On voyait dans toutes nos armées des besoins impérieux et sans cesse renaissans; des secours nuls ou tardifs; des approvisionnemens insuffisans ou de mauvaise qualité et des administrations dévorantes, dont quelques-unes, n’ont d’autre but réel que d’agrandir la fortune de beaucoup d’agioteurs et de quelques capitalistes. Dans nos ports des travaux ralentis et une inertie coupable; partout des trahisons ourdies et des coalitions préparées; des états-majors à refaire ou à épurer; des armées à organiser ou à improviser; des fonctionnaires civils et militaires à surveiller ou à remplacer; des forces à créer sur tous les points menacés par les troubles; des armes à fabriquer; des canons à fondre; la marine à créer; l’esprit public à remonter avec énergie; l’anarchie à attaquer; la discipline à rétablir; des mouvemens contra-révolutionnaires à comprimer et un cahos d’intérêts, de plaintes, de passions, d’abus, de prétentions et de préjugés à débrouiller, au milieu d’une correspondance journalière et centuplée par ces circonstances actuelles. Quel vast génie ou quel courage inépuisable il eût fallu pour répondre tout à coup à des circonstances aussi extraordinaires ou pour dominer des évènemens aussi imprévus? Nous avons borné notre tâche à parcourir d’abord toutes les parties du gouvernement provisoire, et à nous frayer ensuite une route au milieu de cet assemblage énorme de forces et de résistances, de bons et de mauvais principes.

Le premier obstacle qui s’est présenté à nous, est venu du changement dans le ministère de la guerre, que avait précédé notre établissement.

Le second obstacle était dans le ministère de la marine négligé, anéanti même, par un série de ministries royaux, et dont nous avons été forcés de faire changer le chef et plusieurs adjoints.

Là s’est rompue, pour nous, la chaîne des opérations de ces deux départemens, les plus importans dans un temps de guerre de terre et de mer; et nous nous sommes vus privés, tout à coup, de toutes les ressources de l’expérience. Nous n’avons pu recueillir, dans l’agglomération des affaires de cette partie de l’administration publique, que des états inexacts ou des lumières incertaines.

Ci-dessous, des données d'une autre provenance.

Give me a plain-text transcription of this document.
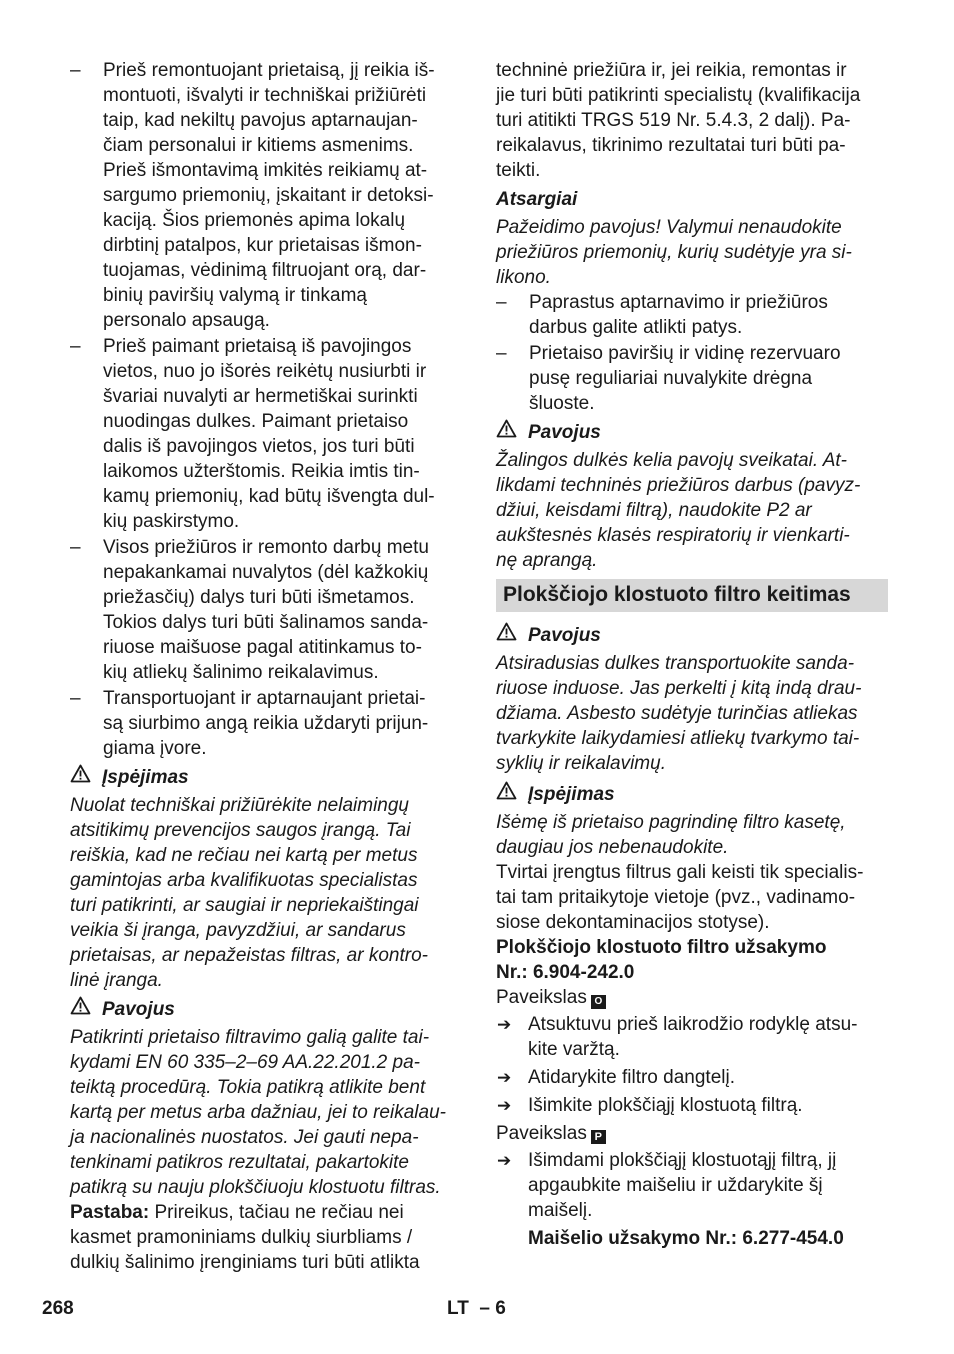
– Prieš remontuojant prietaisą, jį reikia iš-
montuoti, išvalyti ir techniškai prižiūrėti
taip, kad nekiltų pavojus aptarnaujan-
čiam personalui ir kitiems asmenims.
Prieš išmontavimą imkitės reikiamų at-
sargumo priemonių, įskaitant ir detoksi-
kaciją. Šios priemonės apima lokalų
dirbtinį patalpos, kur prietaisas išmon-
tuojamas, vėdinimą filtruojant orą, dar-
binių paviršių valymą ir tinkamą
personalo apsaugą.
– Prieš paimant prietaisą iš pavojingos
vietos, nuo jo išorės reikėtų nusiurbti ir
švariai nuvalyti ar hermetiškai surinkti
nuodingas dulkes. Paimant prietaiso
dalis iš pavojingos vietos, jos turi būti
laikomos užterštomis. Reikia imtis tin-
kamų priemonių, kad būtų išvengta dul-
kių paskirstymo.
– Visos priežiūros ir remonto darbų metu
nepakankamai nuvalytos (dėl kažkokių
priežasčių) dalys turi būti išmetamos.
Tokios dalys turi būti šalinamos sanda-
riuose maišuose pagal atitinkamus to-
kių atliekų šalinimo reikalavimus.
– Transportuojant ir aptarnaujant prietai-
są siurbimo angą reikia uždaryti prijun-
giama įvore.
Įspėjimas

Nuolat techniškai prižiūrėkite nelaimingų
atsitikimų prevencijos saugos įrangą. Tai
reiškia, kad ne rečiau nei kartą per metus
gamintojas arba kvalifikuotas specialistas
turi patikrinti, ar saugiai ir nepriekaištingai
veikia ši įranga, pavyzdžiui, ar sandarus
prietaisas, ar nepažeistas filtras, ar kontro-
linė įranga.

Pavojus

Patikrinti prietaiso filtravimo galią galite tai-
kydami EN 60 335–2–69 AA.22.201.2 pa-
teiktą procedūrą. Tokia patikrą atlikite bent
kartą per metus arba dažniau, jei to reikalau-
ja nacionalinės nuostatos. Jei gauti nepa-
tenkinami patikros rezultatai, pakartokite
patikrą su nauju plokščiuoju klostuotu filtras.

Pastaba: Prireikus, tačiau ne rečiau nei
kasmet pramoniniams dulkių siurbliams /
dulkių šalinimo įrenginiams turi būti atlikta

techninė priežiūra ir, jei reikia, remontas ir
jie turi būti patikrinti specialistų (kvalifikacija
turi atitikti TRGS 519 Nr. 5.4.3, 2 dalį). Pa-
reikalavus, tikrinimo rezultatai turi būti pa-
teikti.

Atsargiai

Pažeidimo pavojus! Valymui nenaudokite
priežiūros priemonių, kurių sudėtyje yra si-
likono.

– Paprastus aptarnavimo ir priežiūros
darbus galite atlikti patys.
– Prietaiso paviršių ir vidinę rezervuaro
pusę reguliariai nuvalykite drėgna
šluoste.
Pavojus

Žalingos dulkės kelia pavojų sveikatai. At-
likdami techninės priežiūros darbus (pavyz-
džiui, keisdami filtrą), naudokite P2 ar
aukštesnės klasės respiratorių ir vienkarti-
nę aprangą.

Plokščiojo klostuoto filtro keitimas
Pavojus

Atsiradusias dulkes transportuokite sanda-
riuose induose. Jas perkelti į kitą indą drau-
džiama. Asbesto sudėtyje turinčias atliekas
tvarkykite laikydamiesi atliekų tvarkymo tai-
syklių ir reikalavimų.

Įspėjimas

Išėmę iš prietaiso pagrindinę filtro kasetę,
daugiau jos nebenaudokite.

Tvirtai įrengtus filtrus gali keisti tik specialis-
tai tam pritaikytoje vietoje (pvz., vadinamo-
siose dekontaminacijos stotyse).

Plokščiojo klostuoto filtro užsakymo
Nr.: 6.904-242.0

Paveikslas O

➔ Atsuktuvu prieš laikrodžio rodyklę atsu-
kite varžtą.
➔ Atidarykite filtro dangtelį.
➔ Išimkite plokščiąjį klostuotą filtrą.

Paveikslas P

➔ Išimdami plokščiąjį klostuotąjį filtrą, jį
apgaubkite maišeliu ir uždarykite šį
maišelį.

Maišelio užsakymo Nr.: 6.277-454.0

268	LT  – 6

Un aperçu des délibérations du conseil exécutif nous a montré, d’un côté, des travaux incohérens qui n’ont pu avoir aucune espèce de succès à cause des évènemens qui les dominaient; de l’autre, des négligences funestes et des fautes graves que les évènemens suivants ont mieux fait sentir. Depuis les bouches de l’Escaut, ouvertes par un usurpation de la puissance souveraine, jusqu’aux extrémités de la Méditerranée, qui ont été le théâtre de nos revers, et de la versatilité ministérielle, nous n’avons vu ni cette suite d’opérations qui assurent les succès, ne cette prévoyance des mesures qui diminuent les revers. Point d’ensemble, point de conceptions vastes, point de vues hardies, point de plan arrêté, point d’énergie, et partout la terreur de la responsabilité, marchant en avant du ministère, tandis qu’il s’agit de marcher fièrement à la liberté, sans regarder en arrière.

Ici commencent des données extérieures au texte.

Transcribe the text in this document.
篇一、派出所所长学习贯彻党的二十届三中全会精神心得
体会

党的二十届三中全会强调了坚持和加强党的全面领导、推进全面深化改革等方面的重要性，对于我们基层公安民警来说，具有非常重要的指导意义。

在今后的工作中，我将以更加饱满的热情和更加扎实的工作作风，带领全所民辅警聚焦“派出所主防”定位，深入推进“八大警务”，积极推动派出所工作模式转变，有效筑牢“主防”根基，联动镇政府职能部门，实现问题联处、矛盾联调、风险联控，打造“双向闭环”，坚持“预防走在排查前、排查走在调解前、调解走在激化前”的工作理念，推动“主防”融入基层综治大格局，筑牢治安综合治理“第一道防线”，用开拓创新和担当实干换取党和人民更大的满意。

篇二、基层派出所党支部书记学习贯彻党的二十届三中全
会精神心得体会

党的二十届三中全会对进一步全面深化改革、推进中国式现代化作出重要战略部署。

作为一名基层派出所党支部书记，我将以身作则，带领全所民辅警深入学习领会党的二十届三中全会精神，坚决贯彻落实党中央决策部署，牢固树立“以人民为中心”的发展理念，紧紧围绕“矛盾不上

Au mois d’octobre, la résistance à l’ennemi avait donné des conceptions et des forces au conseil exécutif.

Les succès du mois de novembre ont amolli le conseil. Jemmappes a été pour les ministres (sic) la Capoue qui a détruit son énergie et atténué ses travaux.

Le département de l’intérieur, machine trop lourde, trop compliquée pour un homme, quand il serait plein de talens et de moyens d’exécution, avait refroidi pendant longtemps l’esprit public et engourdi les corps administratifs. Il était impossible que la main d’un seul homme pût remuer cette machine énorme surchargée de details, d’une administration immense, d’opérations mercantiles dont le succès est douteux, dont le résultat exige de grands sacrifices, et dont le secret appelle la défiance. La seule ressource que ce ministère disproportionné pouvait trouver, était dans les administrateurs départementaires, dont la plupart, insoucians sur les travaux qui leur sont confiés, négligent de correspondre, ou dont la conduite exagérée et sans mesure leur faisait méconnaître toute subordination.

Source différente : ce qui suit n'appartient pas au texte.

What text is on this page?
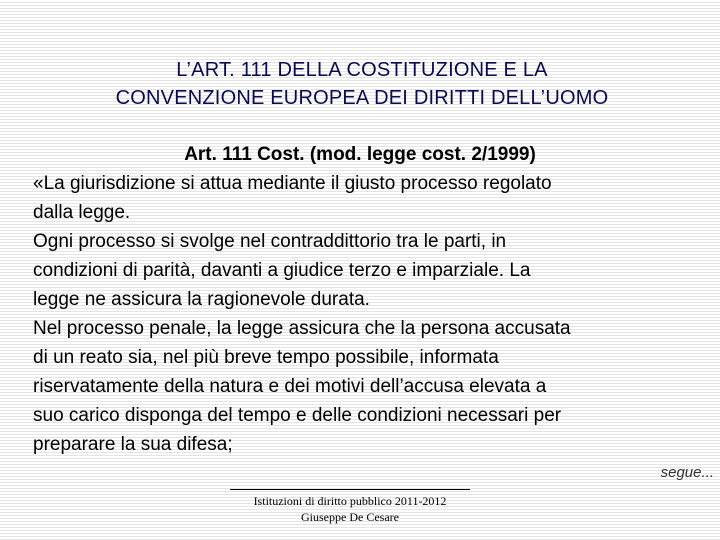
L’ART. 111 DELLA COSTITUZIONE E LA
CONVENZIONE EUROPEA DEI DIRITTI DELL’UOMO
Art. 111 Cost. (mod. legge cost. 2/1999)
«La giurisdizione si attua mediante il giusto processo regolato
dalla legge.
Ogni processo si svolge nel contraddittorio tra le parti, in
condizioni di parità, davanti a giudice terzo e imparziale. La
legge ne assicura la ragionevole durata.
Nel processo penale, la legge assicura che la persona accusata
di un reato sia, nel più breve tempo possibile, informata
riservatamente della natura e dei motivi dell’accusa elevata a
suo carico disponga del tempo e delle condizioni necessari per
preparare la sua difesa;
segue...
Istituzioni di diritto pubblico 2011-2012
Giuseppe De Cesare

Le département de la guerre, dans lequel chaque ministre a porté ses préjugés et ses assertions, ses routines et ses haînes; le ministère de la guerre désorganisé sans cesse par la fréquente mutation de ses agens et par la diversité de leurs principes ou de leurs opinions, présentait et présent encore un chaos inextricable, des abus sans nombre, et une impuissance réelle dans tout homme que ne serait pas né très actif dans la manière d’ordonner et entreprenant sur tous les moyens de défense.